Suddenly the old man looked at him and held up a hand. The older man’s aged eyes seemed gunmetal grey, as clear and forceful as a thunderstorm rolling across the Kansas plains. That glare and simple hand gesture stopped the reporter’s interruption as cleanly as if a noose had been dropped around his neck and tightened. The reporter gulped audibly and waited. A chill ran down his spine and gooseflesh crawled along the arm holding the small digital recording device.

“When I was a boy, my father would drink liquor most every day. It was just what he did, and 90 days out of a hundred it wasn’t a real problem. By ‘real problem’ I mean he didn’t destroy the house, beat my stepmother, or destroy everything we owned. He didn’t kick the shit out of me and my brothers, or slam our heads against the walls, or keep us locked in our rooms so long that when we had to piss, we just did it in the gallon jug we kept in the closet instead of asking to go to the bathroom—anything to avoid reminding him we existed and stirring his wrath again.”

“In other ways he was a problem every day, because even on his best day we were scared. We knew everything could go wrong in a second. He would even say, ‘Boys, don’t make me get riled up. You don’t want that and neither do I.’ Or he might whisper, ‘Boys, I’ve about had enough of your mom’s bitchin’, and if she doesn’t quit, I’m going to burn this whole son-of-a-bitch to the ground,’ while smacking his fist into his hand. When he did that, my legs would tremble, my young virgin balls would suck up, and I would almost piss my pants. And that’s the truth.”

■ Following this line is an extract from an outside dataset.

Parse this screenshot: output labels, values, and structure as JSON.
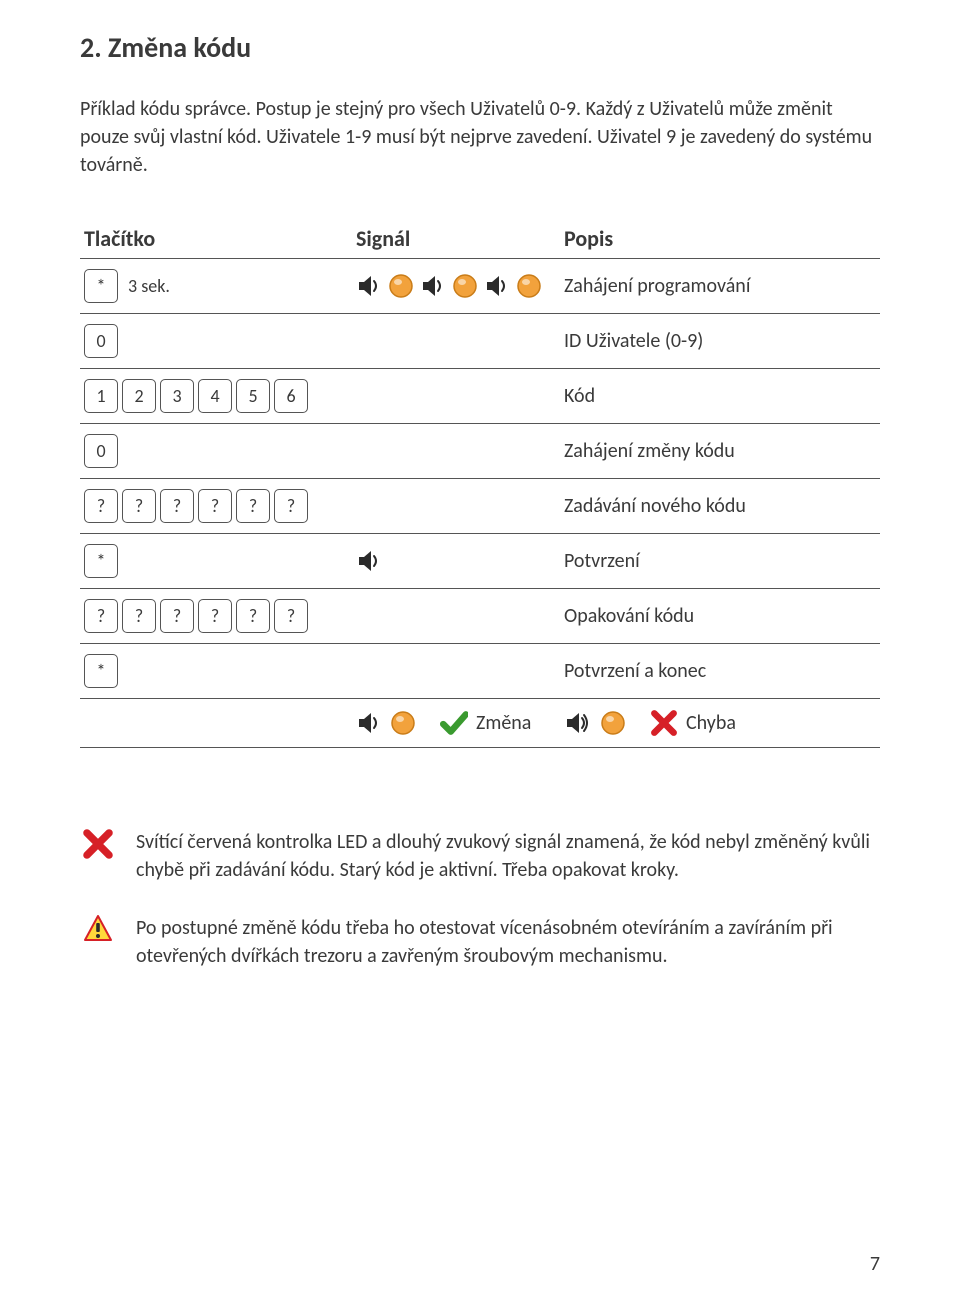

The reporter listened carefully, although the words seemed secondary. He could see the drunk father, the bitching mother, the three boys, and the small town rental. He could smell the oil field stench and sweat from a man who made his money working on the machines that pulled the oil out of the earth. He listened, saw, and understood in a way the digital recorder never could.

“I spent my first 17 years on my knees, living in fear, worried about things I couldn’t control. My baby brother Paul got run over and killed at 14. My next brother Tony went crazy on booze and is probably still drunk to this day. My dad got killed at work in an accident around my 17th birthday, and Mom brought my new stepfather home about four months after that. After a couple of months he threatened to ‘lay down the law,’ and I beat him with an ax handle. He didn’t die, but it was close. After that I went out on my own, and for the most part I’ve been on my own ever since.”

“The point is, I was weary then, and I’m weary now. So if Iran and China and Russia and whoever the hell else wants to come over here to my land and put me on my knees, or in a closet, then fucking do it. Because I can tell you this: I would rather die on my feet than live on my knees.”